Breit Marc, Netzer Michael, Weinberger Klaus M, Baumgartner Christian
Research Group for Clinical Bioinformatics, Institute of Electrical and Biomedical Engineering (IEBE), University for Health Sciences, Medical Informatics and Technology (UMIT), Hall in Tirol, Austria.
Research Group for Clinical Bioinformatics, Institute of Electrical and Biomedical Engineering (IEBE), University for Health Sciences, Medical Informatics and Technology (UMIT), Hall in Tirol, Austria; sAnalytiCo Ltd, Belfast, United Kingdom.
PLoS Comput Biol. 2015 Aug 28;11(8):e1004454. doi: 10.1371/journal.pcbi.1004454. eCollection 2015 Aug.
The objectives of this work were the classification of dynamic metabolic biomarker candidates and the modeling and characterization of kinetic regulatory mechanisms in human metabolism with response to external perturbations by physical activity. Longitudinal metabolic concentration data of 47 individuals from 4 different groups were examined, obtained from a cycle ergometry cohort study. In total, 110 metabolites (within the classes of acylcarnitines, amino acids, and sugars) were measured through a targeted metabolomics approach, combining tandem mass spectrometry (MS/MS) with the concept of stable isotope dilution (SID) for metabolite quantitation. Biomarker candidates were selected by combined analysis of maximum fold changes (MFCs) in concentrations and P-values resulting from statistical hypothesis testing. Characteristic kinetic signatures were identified through a mathematical modeling approach utilizing polynomial fitting. Modeled kinetic signatures were analyzed for groups with similar behavior by applying hierarchical cluster analysis. Kinetic shape templates were characterized, defining different forms of basic kinetic response patterns, such as sustained, early, late, and other forms, that can be used for metabolite classification. Acetylcarnitine (C2), showing a late response pattern and having the highest values in MFC and statistical significance, was classified as late marker and ranked as strong predictor (MFC = 1.97, P < 0.001). In the class of amino acids, highest values were shown for alanine (MFC = 1.42, P < 0.001), classified as late marker and strong predictor. Glucose yields a delayed response pattern, similar to a hockey stick function, being classified as delayed marker and ranked as moderate predictor (MFC = 1.32, P < 0.001). These findings coincide with existing knowledge on central metabolic pathways affected in exercise physiology, such as β-oxidation of fatty acids, glycolysis, and glycogenolysis. The presented modeling approach demonstrates high potential for dynamic biomarker identification and the investigation of kinetic mechanisms in disease or pharmacodynamics studies using MS data from longitudinal cohort studies.

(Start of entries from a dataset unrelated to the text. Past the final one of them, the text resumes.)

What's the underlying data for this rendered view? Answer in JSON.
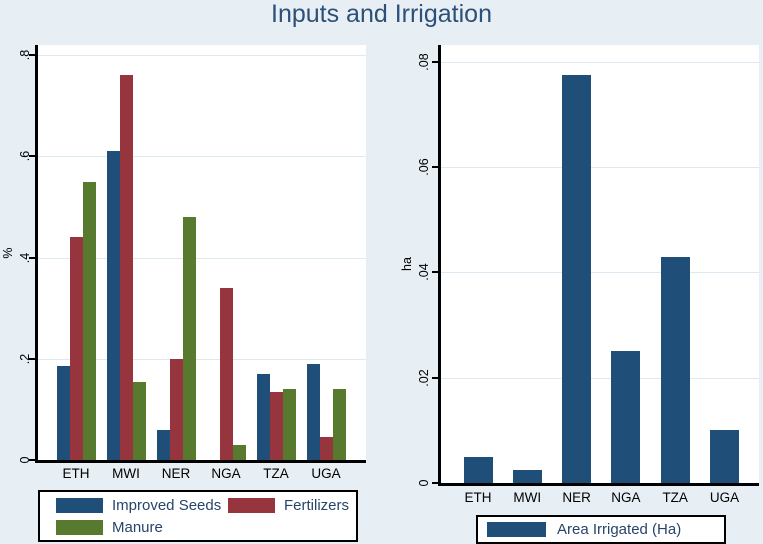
{
  "title": "Inputs and Irrigation",
  "colors": {
    "background": "#e7eff4",
    "plot_background": "#ffffff",
    "gridline": "#dce9f1",
    "axis": "#000000",
    "title_text": "#2c5079",
    "legend_text": "#26456b",
    "tick_text": "#000000"
  },
  "chart_data": [
    {
      "type": "bar",
      "title": "",
      "categories": [
        "ETH",
        "MWI",
        "NER",
        "NGA",
        "TZA",
        "UGA"
      ],
      "series": [
        {
          "name": "Improved Seeds",
          "color": "#1f4e79",
          "values": [
            0.185,
            0.61,
            0.06,
            0,
            0.17,
            0.19
          ]
        },
        {
          "name": "Fertilizers",
          "color": "#97353f",
          "values": [
            0.44,
            0.76,
            0.2,
            0.34,
            0.135,
            0.045
          ]
        },
        {
          "name": "Manure",
          "color": "#577a2f",
          "values": [
            0.55,
            0.155,
            0.48,
            0.03,
            0.14,
            0.14
          ]
        }
      ],
      "xlabel": "",
      "ylabel": "%",
      "yticks": [
        0,
        0.2,
        0.4,
        0.6,
        0.8
      ],
      "ytick_labels": [
        "0",
        ".2",
        ".4",
        ".6",
        ".8"
      ],
      "ylim": [
        0,
        0.82
      ],
      "grid": true,
      "legend_position": "bottom"
    },
    {
      "type": "bar",
      "title": "",
      "categories": [
        "ETH",
        "MWI",
        "NER",
        "NGA",
        "TZA",
        "UGA"
      ],
      "series": [
        {
          "name": "Area Irrigated (Ha)",
          "color": "#1f4e79",
          "values": [
            0.005,
            0.0025,
            0.0775,
            0.025,
            0.043,
            0.01
          ]
        }
      ],
      "xlabel": "",
      "ylabel": "ha",
      "yticks": [
        0,
        0.02,
        0.04,
        0.06,
        0.08
      ],
      "ytick_labels": [
        "0",
        ".02",
        ".04",
        ".06",
        ".08"
      ],
      "ylim": [
        0,
        0.0832
      ],
      "grid": true,
      "legend_position": "bottom"
    }
  ]
}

这项工作的目标是对动态代谢生物标志物候选物进行分类,并对人体代谢中响应体育活动引起的外部扰动的动力学调节机制进行建模和表征。研究了来自4个不同组的47名个体的纵向代谢浓度数据,这些数据来自一项自行车测力计队列研究。总共通过靶向代谢组学方法测量了110种代谢物(在酰基肉碱、氨基酸和糖类类别中),该方法将串联质谱(MS/MS)与稳定同位素稀释(SID)概念相结合用于代谢物定量。通过对浓度的最大倍数变化(MFC)和统计假设检验得出的P值进行联合分析来选择生物标志物候选物。通过利用多项式拟合的数学建模方法识别特征动力学特征。通过应用层次聚类分析对具有相似行为的组的建模动力学特征进行分析。对动力学形状模板进行了表征,定义了不同形式的基本动力学响应模式,如持续、早期、晚期和其他形式,可用于代谢物分类。乙酰肉碱(C2)表现出晚期响应模式,在MFC和统计显著性方面具有最高值,被分类为晚期标志物并被列为强预测因子(MFC = 1.97,P < 0.001)。在氨基酸类别中,丙氨酸显示出最高值(MFC = 1.42,P < 0.001),被分类为晚期标志物和强预测因子。葡萄糖产生延迟响应模式,类似于曲棍球棒函数,被分类为延迟标志物并被列为中度预测因子(MFC = 1.32,P < 0.001)。这些发现与运动生理学中受影响的中心代谢途径的现有知识一致,如脂肪酸的β氧化、糖酵解和糖原分解。所提出的建模方法在使用纵向队列研究的MS数据进行疾病或药效学研究中的动态生物标志物鉴定和动力学机制研究方面显示出很高的潜力。